A transcriptomics approach to expand therapeutic options and optimize clinical trials in oncology

Background: The current model of clinical drug development in oncology displays major limitations due to a high attrition rate in patient enrollment in early phase trials and a high failure rate of drugs in phase III studies. Objective: Integrating transcriptomics for selection of patients has the potential to achieve enhanced speed and efficacy of precision oncology trials for any targeted therapies or immunotherapies. Methods: Relative gene expression level in the metastasis and normal organ-matched tissues from the WINTHER database was used to estimate in silico the potential clinical benefit of specific treatments in a variety of metastatic solid tumors.
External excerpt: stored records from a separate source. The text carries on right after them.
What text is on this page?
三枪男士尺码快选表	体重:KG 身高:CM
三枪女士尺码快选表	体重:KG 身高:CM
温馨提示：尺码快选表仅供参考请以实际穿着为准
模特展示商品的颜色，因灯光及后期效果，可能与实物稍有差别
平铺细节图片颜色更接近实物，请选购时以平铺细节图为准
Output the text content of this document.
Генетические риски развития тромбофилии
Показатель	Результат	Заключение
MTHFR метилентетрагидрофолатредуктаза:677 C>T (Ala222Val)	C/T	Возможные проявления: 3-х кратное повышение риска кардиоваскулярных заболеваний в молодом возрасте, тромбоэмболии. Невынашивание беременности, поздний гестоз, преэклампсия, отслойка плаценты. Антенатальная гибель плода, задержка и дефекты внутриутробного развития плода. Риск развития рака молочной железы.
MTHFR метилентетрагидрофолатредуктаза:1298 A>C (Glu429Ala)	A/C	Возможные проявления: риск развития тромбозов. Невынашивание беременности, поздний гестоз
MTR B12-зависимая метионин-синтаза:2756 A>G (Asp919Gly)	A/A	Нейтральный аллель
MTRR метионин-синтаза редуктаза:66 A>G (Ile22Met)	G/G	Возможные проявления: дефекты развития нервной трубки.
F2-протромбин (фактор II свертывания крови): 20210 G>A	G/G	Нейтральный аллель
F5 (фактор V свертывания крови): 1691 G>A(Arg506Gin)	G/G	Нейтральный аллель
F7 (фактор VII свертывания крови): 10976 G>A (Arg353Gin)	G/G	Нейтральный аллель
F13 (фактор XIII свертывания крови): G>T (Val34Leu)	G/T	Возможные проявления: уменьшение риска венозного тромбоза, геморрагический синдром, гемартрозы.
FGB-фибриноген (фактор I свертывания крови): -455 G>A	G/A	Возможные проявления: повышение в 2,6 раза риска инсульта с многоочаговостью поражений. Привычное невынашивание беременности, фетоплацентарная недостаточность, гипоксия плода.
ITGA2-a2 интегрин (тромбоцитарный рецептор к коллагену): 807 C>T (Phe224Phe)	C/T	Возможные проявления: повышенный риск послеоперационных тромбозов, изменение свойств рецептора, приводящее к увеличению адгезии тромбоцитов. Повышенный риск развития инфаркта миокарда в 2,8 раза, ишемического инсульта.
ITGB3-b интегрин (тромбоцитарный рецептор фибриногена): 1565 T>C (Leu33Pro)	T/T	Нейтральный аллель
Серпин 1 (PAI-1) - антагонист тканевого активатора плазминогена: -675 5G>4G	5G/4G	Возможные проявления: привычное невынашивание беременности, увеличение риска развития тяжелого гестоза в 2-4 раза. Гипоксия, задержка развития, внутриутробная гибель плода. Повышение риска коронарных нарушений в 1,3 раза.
Results: As example, high mRNA expression in tumor tissue compared to analogous normal tissue of c-MET and its ligand HGF correlated in silico with shorter overall survival (OS; p < 0.0001) and may constitute an independent prognostic marker for outcome of patients with metastatic solid tumors, suggesting a strategy to identify patients most likely to benefit from MET-targeted treatments. The prognostic value of gene expression of several immune therapy targets (PD-L1, CTLA4, TIM3, TIGIT, LAG3, TLR4) was investigated in non-small-cell lung cancers and colorectal cancers (CRCs) and may be useful to optimize the development of their inhibitors, and opening new avenues such as use of anti-TLR4 in treatment of patients with metastatic CRC. Conclusion: This in silico approach is expected to dramatically decrease the attrition of patient enrollment and to simultaneously increase the speed and detection of early signs of efficacy. The model may significantly contribute to lower toxicities. Altogether, our model aims to overcome the limits of current approaches.